下面的代码定义了一个名为 IoUMetric 的评估指标类，它继承自 mmengine.evaluator.BaseMetric，用于在语义分割任务中计算多个评估指标。在语义分割任务里，我们需要评估模型预测的分割结果与真实标签之间的匹配程度，而 IoUMetric 类提供了一系列常用的评估指标，如交并比（IoU）、Dice 系数、F1 分数、精确率、召回率和像素准确率（PA）等，帮助我们全面地评估模型的性能。mmsegmentation 是 OpenMMLab 开源的语义分割工具箱，此代码是该工具箱中评估模块的一部分，方便用户在不同的语义分割模型上进行评估。

代码解读

1. 导入必要的库

import os.path as osp
from collections import OrderedDict
from typing import Dict, List, Optional, Sequence
from mmengine.evaluator import BaseMetric
import numpy as np
import torch
from mmengine.dist import is_main_process
from mmengine.logging import MMLogger, print_log
from mmengine.utils import mkdir_or_exist
from PIL import Image
from prettytable import PrettyTable

from mmseg.registry import METRICS

这里导入了多个库，包括文件路径操作、数据结构、类型提示、评估基类、数值计算、深度学习框架、分布式训练、日志记录、文件操作、图像处理和表格输出等相关的库，为后续代码的实现提供了必要的工具。

2. 定义 `IoUMetric` 类

@METRICS.register_module()
class IoUMetric(BaseMetric):

使用 @METRICS.register_module() 装饰器将 IoUMetric 类注册到 mmseg 的评估指标注册表中，方便在配置文件中使用。该类继承自 BaseMetric，继承了一些基础的评估功能。

3. `init` 方法

def __init__(self,
             ignore_index: int = 255,
             iou_metrics: List[str] = ['mIoU'],
             nan_to_num: Optional[int] = None,
             beta: int = 1,
             collect_device: str = 'cpu',
             output_dir: Optional[str] = None,
             format_only: bool = False,
             prefix: Optional[str] = None,
             **kwargs) -> None:
    super().__init__(collect_device=collect_device, prefix=prefix)

    self.ignore_index = ignore_index
    self.metrics = iou_metrics
    self.nan_to_num = nan_to_num
    self.beta = beta
    self.output_dir = output_dir
    if self.output_dir and is_main_process():
        mkdir_or_exist(self.output_dir)
    self.format_only = format_only

这是类的初始化方法，接收多个参数，包括要忽略的索引、要计算的评估指标列表、处理 NaN 值的参数、F1 分数中的权重参数、收集结果的设备、输出目录、是否仅格式化结果而不进行评估以及指标前缀等。同时，调用父类的初始化方法，并对一些属性进行初始化。
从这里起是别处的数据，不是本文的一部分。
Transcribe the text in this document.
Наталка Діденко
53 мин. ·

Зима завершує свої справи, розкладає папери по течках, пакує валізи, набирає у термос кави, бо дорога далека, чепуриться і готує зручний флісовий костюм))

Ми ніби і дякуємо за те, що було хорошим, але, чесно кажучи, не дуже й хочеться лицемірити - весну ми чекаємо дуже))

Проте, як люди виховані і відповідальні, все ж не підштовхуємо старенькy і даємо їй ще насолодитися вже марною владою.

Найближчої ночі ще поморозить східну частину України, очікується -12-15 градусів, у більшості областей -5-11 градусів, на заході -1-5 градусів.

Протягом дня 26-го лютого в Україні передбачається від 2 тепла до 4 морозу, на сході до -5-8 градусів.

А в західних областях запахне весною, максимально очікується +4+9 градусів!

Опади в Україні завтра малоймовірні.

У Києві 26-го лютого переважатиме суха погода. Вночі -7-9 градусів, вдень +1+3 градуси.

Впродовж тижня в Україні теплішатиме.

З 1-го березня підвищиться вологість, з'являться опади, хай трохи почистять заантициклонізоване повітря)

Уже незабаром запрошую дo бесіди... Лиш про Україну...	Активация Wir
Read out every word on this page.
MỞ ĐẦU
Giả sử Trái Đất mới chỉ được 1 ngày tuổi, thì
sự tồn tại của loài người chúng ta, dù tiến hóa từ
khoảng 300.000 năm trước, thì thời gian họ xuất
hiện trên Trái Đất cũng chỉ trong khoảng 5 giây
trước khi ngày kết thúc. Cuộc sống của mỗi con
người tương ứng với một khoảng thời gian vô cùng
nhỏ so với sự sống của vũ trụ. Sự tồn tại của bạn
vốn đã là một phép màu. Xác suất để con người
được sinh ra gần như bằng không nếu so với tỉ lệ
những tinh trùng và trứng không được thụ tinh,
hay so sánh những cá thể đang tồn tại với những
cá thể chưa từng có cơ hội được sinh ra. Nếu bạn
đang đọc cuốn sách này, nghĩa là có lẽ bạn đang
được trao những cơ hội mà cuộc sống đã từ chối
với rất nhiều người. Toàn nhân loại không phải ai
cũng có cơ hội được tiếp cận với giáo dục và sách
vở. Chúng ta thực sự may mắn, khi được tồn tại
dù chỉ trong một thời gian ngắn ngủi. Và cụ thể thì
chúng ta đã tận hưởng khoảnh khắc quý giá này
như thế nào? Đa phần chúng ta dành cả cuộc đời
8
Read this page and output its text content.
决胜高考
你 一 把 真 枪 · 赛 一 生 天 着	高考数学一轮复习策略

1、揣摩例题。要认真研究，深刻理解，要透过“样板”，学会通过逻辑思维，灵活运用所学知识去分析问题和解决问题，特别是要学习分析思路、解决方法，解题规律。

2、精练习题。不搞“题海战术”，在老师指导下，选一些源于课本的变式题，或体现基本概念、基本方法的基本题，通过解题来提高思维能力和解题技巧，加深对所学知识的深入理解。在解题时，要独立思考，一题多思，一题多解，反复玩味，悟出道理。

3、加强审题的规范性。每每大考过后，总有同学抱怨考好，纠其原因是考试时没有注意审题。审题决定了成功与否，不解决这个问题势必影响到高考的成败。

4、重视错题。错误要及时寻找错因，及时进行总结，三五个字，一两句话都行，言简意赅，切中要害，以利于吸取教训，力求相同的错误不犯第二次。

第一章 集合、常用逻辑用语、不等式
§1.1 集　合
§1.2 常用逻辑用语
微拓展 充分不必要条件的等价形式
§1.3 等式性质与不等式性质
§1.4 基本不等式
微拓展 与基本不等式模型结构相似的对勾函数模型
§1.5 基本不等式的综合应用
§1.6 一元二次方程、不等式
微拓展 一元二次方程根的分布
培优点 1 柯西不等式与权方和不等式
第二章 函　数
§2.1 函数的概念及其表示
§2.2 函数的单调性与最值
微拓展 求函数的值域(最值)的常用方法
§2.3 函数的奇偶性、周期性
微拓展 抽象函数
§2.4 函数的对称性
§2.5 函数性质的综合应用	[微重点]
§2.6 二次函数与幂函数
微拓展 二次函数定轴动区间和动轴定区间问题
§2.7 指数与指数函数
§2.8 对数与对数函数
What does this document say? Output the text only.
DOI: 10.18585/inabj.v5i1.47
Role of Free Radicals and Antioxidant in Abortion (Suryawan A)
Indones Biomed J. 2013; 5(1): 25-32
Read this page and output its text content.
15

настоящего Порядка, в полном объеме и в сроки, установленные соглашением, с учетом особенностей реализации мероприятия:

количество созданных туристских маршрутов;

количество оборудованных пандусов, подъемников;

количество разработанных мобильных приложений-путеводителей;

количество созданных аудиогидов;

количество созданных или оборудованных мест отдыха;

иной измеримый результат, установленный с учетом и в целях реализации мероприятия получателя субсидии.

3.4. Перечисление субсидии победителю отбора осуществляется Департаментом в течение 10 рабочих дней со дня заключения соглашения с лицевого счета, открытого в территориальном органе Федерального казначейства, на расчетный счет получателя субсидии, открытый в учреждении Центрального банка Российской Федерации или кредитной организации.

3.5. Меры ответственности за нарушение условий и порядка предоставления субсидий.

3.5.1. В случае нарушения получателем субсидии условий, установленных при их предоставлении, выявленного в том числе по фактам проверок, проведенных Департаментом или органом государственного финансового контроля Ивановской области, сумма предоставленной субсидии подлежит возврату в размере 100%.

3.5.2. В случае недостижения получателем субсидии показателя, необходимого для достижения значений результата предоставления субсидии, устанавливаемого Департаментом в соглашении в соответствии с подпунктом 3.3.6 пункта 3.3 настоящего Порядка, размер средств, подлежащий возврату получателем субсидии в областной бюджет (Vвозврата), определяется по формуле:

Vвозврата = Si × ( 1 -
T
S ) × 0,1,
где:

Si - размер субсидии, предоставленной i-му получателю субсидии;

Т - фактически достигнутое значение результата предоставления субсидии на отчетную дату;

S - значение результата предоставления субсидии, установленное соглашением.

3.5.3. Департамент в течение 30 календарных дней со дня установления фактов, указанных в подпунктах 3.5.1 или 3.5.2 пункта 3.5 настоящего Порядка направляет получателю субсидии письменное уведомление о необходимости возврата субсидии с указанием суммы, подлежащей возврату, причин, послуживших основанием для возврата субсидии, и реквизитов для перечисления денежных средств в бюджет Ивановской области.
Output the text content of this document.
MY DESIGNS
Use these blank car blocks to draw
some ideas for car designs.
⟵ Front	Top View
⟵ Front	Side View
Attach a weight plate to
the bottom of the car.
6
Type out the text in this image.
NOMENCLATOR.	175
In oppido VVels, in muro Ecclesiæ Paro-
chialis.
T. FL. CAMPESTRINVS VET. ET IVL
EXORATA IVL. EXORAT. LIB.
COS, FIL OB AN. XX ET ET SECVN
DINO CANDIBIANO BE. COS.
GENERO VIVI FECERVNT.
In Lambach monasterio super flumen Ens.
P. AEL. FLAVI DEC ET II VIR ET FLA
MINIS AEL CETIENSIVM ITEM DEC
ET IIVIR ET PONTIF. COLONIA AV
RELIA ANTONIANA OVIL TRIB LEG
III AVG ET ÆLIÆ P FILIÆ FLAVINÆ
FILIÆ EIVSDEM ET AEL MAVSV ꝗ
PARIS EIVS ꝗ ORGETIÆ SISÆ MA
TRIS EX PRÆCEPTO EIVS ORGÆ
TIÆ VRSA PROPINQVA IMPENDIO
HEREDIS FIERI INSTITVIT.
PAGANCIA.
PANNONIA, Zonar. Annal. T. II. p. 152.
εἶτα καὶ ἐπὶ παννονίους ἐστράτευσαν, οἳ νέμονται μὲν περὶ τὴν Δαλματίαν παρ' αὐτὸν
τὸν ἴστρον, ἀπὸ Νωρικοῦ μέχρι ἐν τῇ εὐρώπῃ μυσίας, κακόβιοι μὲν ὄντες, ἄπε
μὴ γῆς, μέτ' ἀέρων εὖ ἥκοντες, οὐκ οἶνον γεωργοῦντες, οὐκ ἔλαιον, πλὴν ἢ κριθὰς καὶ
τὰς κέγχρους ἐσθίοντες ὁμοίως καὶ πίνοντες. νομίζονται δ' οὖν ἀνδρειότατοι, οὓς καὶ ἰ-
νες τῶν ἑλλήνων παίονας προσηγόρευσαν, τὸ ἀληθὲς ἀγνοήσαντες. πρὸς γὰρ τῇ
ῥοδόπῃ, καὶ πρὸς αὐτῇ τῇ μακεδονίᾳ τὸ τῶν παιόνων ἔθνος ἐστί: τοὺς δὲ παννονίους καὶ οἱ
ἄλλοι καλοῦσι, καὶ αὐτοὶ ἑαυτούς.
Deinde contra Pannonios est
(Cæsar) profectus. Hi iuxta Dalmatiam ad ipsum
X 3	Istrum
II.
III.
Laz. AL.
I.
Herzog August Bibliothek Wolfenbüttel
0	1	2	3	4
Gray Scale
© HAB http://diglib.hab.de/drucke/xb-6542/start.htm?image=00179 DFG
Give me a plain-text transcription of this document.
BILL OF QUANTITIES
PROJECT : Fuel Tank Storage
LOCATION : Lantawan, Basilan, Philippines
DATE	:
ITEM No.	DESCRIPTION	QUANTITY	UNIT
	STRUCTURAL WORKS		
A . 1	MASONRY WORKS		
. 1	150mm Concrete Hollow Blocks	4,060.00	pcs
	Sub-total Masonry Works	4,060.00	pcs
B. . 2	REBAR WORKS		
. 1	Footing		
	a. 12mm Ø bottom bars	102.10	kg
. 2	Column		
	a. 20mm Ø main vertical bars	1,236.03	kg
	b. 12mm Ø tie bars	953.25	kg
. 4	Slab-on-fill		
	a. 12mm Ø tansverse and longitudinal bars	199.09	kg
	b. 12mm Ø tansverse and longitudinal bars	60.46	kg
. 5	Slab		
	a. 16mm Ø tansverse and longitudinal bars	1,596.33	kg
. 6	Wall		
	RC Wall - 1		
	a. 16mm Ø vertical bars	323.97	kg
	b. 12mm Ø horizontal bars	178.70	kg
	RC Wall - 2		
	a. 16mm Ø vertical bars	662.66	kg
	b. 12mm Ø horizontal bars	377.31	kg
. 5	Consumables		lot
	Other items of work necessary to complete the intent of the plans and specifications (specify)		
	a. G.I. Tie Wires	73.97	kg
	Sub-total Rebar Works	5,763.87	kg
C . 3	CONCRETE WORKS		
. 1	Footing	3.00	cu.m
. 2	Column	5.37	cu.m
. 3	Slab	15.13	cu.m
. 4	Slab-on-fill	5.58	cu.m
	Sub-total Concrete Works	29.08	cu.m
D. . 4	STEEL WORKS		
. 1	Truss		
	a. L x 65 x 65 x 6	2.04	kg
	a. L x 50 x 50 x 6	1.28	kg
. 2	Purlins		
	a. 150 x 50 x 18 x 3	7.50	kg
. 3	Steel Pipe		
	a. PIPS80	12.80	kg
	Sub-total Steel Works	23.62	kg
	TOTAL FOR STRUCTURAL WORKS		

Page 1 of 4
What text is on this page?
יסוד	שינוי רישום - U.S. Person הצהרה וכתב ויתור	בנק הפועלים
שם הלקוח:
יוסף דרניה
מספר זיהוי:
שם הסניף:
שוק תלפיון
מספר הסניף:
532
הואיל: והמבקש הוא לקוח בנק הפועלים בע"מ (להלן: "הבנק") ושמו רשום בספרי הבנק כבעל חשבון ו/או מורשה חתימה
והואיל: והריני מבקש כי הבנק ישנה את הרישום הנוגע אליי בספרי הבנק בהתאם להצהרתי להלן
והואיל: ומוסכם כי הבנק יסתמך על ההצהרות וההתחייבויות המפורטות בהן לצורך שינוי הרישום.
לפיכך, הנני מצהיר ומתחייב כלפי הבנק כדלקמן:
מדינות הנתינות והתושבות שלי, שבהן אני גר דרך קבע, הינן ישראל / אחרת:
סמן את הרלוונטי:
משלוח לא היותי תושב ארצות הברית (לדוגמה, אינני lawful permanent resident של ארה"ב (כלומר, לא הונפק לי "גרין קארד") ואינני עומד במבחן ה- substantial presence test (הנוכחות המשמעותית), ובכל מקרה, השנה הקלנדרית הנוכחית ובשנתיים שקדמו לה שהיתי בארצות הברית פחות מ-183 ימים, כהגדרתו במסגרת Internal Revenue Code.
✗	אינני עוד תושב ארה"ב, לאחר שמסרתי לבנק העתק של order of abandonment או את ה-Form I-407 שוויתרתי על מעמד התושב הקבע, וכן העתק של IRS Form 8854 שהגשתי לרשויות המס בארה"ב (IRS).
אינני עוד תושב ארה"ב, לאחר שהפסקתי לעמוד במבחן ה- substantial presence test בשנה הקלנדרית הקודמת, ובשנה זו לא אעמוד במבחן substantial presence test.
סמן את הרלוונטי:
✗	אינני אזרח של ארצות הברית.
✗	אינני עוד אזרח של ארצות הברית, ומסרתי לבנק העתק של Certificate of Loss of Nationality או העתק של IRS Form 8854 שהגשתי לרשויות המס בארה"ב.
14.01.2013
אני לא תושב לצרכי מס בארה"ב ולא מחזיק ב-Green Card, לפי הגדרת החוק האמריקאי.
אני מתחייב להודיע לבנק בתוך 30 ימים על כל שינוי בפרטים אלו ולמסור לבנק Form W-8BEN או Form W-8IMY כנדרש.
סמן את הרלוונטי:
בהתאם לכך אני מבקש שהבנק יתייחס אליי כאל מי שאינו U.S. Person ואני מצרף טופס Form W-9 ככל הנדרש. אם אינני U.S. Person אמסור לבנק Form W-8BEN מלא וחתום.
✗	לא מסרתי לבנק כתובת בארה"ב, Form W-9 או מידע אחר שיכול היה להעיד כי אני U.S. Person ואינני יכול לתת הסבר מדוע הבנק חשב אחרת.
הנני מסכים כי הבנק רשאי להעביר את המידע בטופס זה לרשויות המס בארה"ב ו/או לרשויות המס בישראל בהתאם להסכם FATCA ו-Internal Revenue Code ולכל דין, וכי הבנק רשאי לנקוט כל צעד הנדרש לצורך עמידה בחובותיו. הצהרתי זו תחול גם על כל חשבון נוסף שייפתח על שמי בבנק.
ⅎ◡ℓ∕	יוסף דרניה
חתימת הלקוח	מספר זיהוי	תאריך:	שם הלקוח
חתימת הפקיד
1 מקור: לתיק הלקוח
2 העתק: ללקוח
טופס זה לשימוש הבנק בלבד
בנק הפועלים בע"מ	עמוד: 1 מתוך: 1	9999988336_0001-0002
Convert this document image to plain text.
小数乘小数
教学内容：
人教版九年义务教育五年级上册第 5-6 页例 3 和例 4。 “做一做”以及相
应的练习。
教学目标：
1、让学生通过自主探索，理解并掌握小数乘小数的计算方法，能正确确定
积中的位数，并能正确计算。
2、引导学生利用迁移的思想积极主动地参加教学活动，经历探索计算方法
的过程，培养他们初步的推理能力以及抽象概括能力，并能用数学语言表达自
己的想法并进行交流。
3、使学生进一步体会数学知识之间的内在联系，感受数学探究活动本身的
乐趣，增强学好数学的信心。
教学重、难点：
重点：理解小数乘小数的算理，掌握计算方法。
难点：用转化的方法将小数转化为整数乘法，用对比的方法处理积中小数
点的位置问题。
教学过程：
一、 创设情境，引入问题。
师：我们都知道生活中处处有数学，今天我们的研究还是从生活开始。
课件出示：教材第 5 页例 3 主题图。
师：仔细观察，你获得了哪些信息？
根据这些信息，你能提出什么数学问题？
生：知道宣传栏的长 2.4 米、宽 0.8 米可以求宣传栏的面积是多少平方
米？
如果指定了输出目录且当前进程为主进程，则创建该目录。

4. `process` 方法

def process(self, data_batch: dict, data_samples: Sequence[dict]) -> None:
    num_classes = len(self.dataset_meta['classes'])
    for data_sample in data_samples:
        pred_label = data_sample['pred_sem_seg']['data'].squeeze()
        if not self.format_only:
            label = data_sample['gt_sem_seg']['data'].squeeze().to(
                pred_label)
            self.results.append(
                self.intersect_and_union(pred_label, label, num_classes,
                                         self.ignore_index))
        if self.output_dir is not None:
            basename = osp.splitext(osp.basename(
                data_sample['img_path']))[0]
            png_filename = osp.abspath(
                osp.join(self.output_dir, f'{basename}.png'))
            output_mask = pred_label.cpu().numpy()
            if data_sample.get('reduce_zero_label', False):
                output_mask = output_mask + 1
            output = Image.fromarray(output_mask.astype(np.uint8))
            output.save(png_filename)

该方法用于处理一个批次的数据和样本。对于每个样本，提取预测标签和真实标签（如果不只是格式化结果），调用 intersect_and_union 方法计算交集和并集，并将结果存储在 self.results 中。如果指定了输出目录，则将预测结果保存为 PNG 图像。

5. `compute_metrics` 方法

def compute_metrics(self, results: list) -> Dict[str, float]:
    logger: MMLogger = MMLogger.get_current_instance()
    if self.format_only:
        logger.info(f'results are saved to {osp.dirname(self.output_dir)}')
        return OrderedDict()
    results = tuple(zip(*results))
    assert len(results) == 4

    total_area_intersect = sum(results[0])
    total_area_union = sum(results[1])
    total_area_pred_label = sum(results[2])
    total_area_label = sum(results[3])
    ret_metrics = self.total_area_to_metrics(
        total_area_intersect, total_area_union, total_area_pred_label,
        total_area_label, self.metrics, self.nan_to_num, self.beta)

    class_names = self.dataset_meta['classes']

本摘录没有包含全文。